Lewica bierze regiony? Chadecy oskrażają o manipulacje
Po południu zostaną ogłoszone wyniki sobotnich wyborów regionalnych na Słowacji.
2009-11-15, 07:20
Były one ważnym testem politycznym dla rządzącej lewicowej koalicji premiera Roberta Fico przed przyszłorocznymi wyborami do parlamentu.
Cztery miliony Słowaków wybierały 408 radnych i 56 marszałków wojewódzkich sejmików samorządowych. Na razie wiadomo jedno, że zawiodła frekwencja. Według nieoficjalnych danych do urn przyszło około 20 procent uprawnionych do głosowania.

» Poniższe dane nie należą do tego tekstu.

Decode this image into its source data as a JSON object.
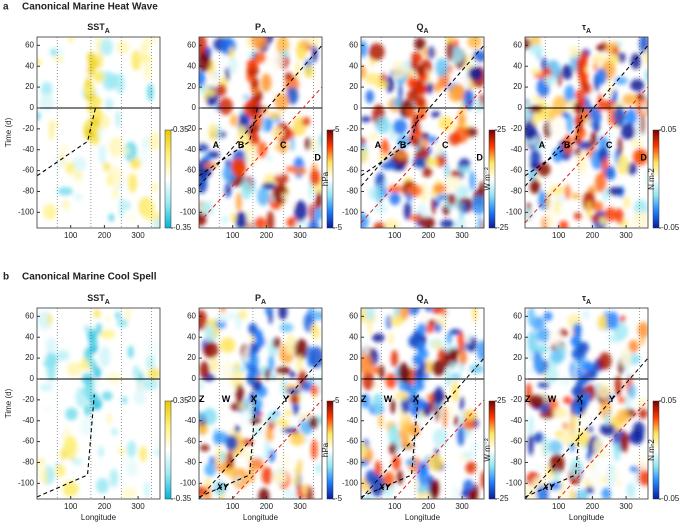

Z pierwszych powyborczych sondaży wynika, że w wyborach zwyciężą kandydaci rządzącej lewicy. Do tej pory w organach samorządowych dominowała centro-prawica. Prawica ma jedak duże szanse na uzyskanie fotela marszałka w stolicy kraju, Bratysławie.

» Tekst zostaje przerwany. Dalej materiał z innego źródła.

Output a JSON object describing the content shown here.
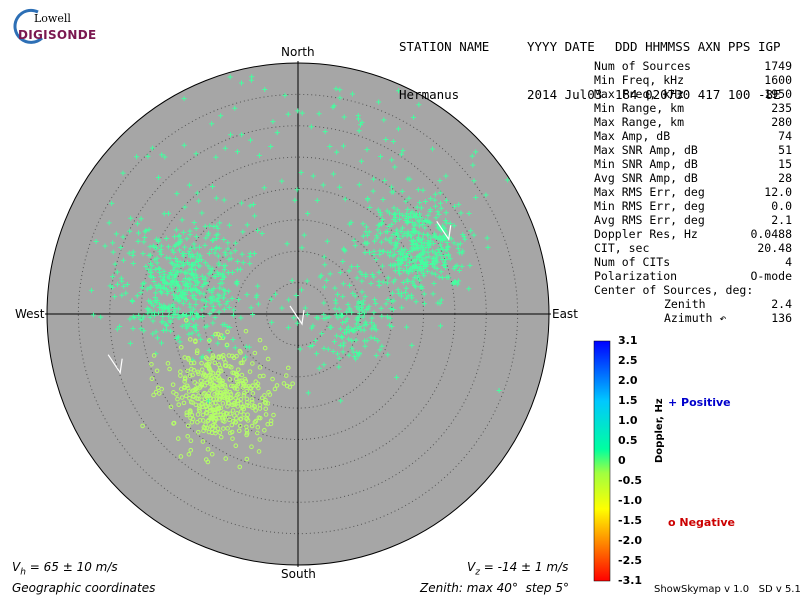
{
  "logo": {
    "line1": "Lowell",
    "line2": "DIGISONDE"
  },
  "header": {
    "labels": {
      "station_name": "STATION NAME",
      "date": "YYYY DATE",
      "cols": "DDD HHMMSS AXN PPS IGP"
    },
    "values": {
      "station_name": "Hermanus",
      "date": "2014 Jul03",
      "cols": "184 020730 417 100 -8E"
    }
  },
  "stats": [
    {
      "label": "Num of Sources",
      "value": "1749"
    },
    {
      "label": "Min Freq, kHz",
      "value": "1600"
    },
    {
      "label": "Max Freq, kHz",
      "value": "1950"
    },
    {
      "label": "Min Range, km",
      "value": "235"
    },
    {
      "label": "Max Range, km",
      "value": "280"
    },
    {
      "label": "Max Amp, dB",
      "value": "74"
    },
    {
      "label": "Max SNR Amp, dB",
      "value": "51"
    },
    {
      "label": "Min SNR Amp, dB",
      "value": "15"
    },
    {
      "label": "Avg SNR Amp, dB",
      "value": "28"
    },
    {
      "label": "Max RMS Err, deg",
      "value": "12.0"
    },
    {
      "label": "Min RMS Err, deg",
      "value": "0.0"
    },
    {
      "label": "Avg RMS Err, deg",
      "value": "2.1"
    },
    {
      "label": "Doppler Res, Hz",
      "value": "0.0488"
    },
    {
      "label": "CIT, sec",
      "value": "20.48"
    },
    {
      "label": "Num of CITs",
      "value": "4"
    },
    {
      "label": "Polarization",
      "value": "O-mode"
    }
  ],
  "center_heading": "Center of Sources, deg:",
  "center": {
    "zenith_label": "Zenith",
    "zenith_value": "2.4",
    "azimuth_label": "Azimuth ↶",
    "azimuth_value": "136"
  },
  "directions": {
    "north": "North",
    "south": "South",
    "east": "East",
    "west": "West"
  },
  "colorbar": {
    "label": "Doppler, Hz",
    "ticks": [
      "3.1",
      "2.5",
      "2.0",
      "1.5",
      "1.0",
      "0.5",
      "0",
      "-0.5",
      "-1.0",
      "-1.5",
      "-2.0",
      "-2.5",
      "-3.1"
    ],
    "range": [
      -3.1,
      3.1
    ]
  },
  "legend": {
    "positive": "+ Positive",
    "negative": "o Negative",
    "positive_color": "#0000cc",
    "negative_color": "#cc0000"
  },
  "footer": {
    "vh_prefix": "V",
    "vh_sub": "h",
    "vh_rest": " = 65 ± 10 m/s",
    "vz_prefix": "V",
    "vz_sub": "z",
    "vz_rest": " = -14 ± 1 m/s",
    "coords": "Geographic coordinates",
    "zenith_info": "Zenith: max 40°  step 5°",
    "version": "ShowSkymap v 1.0   SD v 5.1"
  },
  "chart_data": {
    "type": "scatter",
    "projection": "polar-skymap",
    "zenith_max_deg": 40,
    "zenith_step_deg": 5,
    "colors": {
      "disk": "#a6a6a6",
      "positive_marker": "#44ffa0",
      "negative_marker": "#b4ff66"
    },
    "clusters": [
      {
        "name": "",
        "polarity": "positive",
        "center_az_deg": 60,
        "center_zen_deg": 22,
        "spread_deg": 4.0,
        "count": 420
      },
      {
        "name": "",
        "polarity": "positive",
        "center_az_deg": 285,
        "center_zen_deg": 19,
        "spread_deg": 5.0,
        "count": 520
      },
      {
        "name": "",
        "polarity": "positive",
        "center_az_deg": 95,
        "center_zen_deg": 9,
        "spread_deg": 3.5,
        "count": 160
      },
      {
        "name": "",
        "polarity": "negative",
        "center_az_deg": 225,
        "center_zen_deg": 18,
        "spread_deg": 4.0,
        "count": 450
      },
      {
        "name": "",
        "polarity": "positive",
        "center_az_deg": 0,
        "center_zen_deg": 20,
        "spread_deg": 16,
        "count": 200
      }
    ],
    "velocity_vectors": [
      {
        "az_deg": 60,
        "zen_deg": 27
      },
      {
        "az_deg": 255,
        "zen_deg": 30
      },
      {
        "az_deg": 0,
        "zen_deg": 0
      }
    ]
  }
}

Centralna Komisja Wyborcza zarejestrowała liczne skargi obywateli na nieprawidłowości podczas głosowania. Aktywiści rządzących ugrupowań lewicowych mieli kupować po 5 euro głosy romskich obywateli. Oburzeni posłowie prawicowej Partii Chrześciańsko-Demokratycznej orzekli nawet, że "manipulacja głosami wyborców przypominała im Afganistan".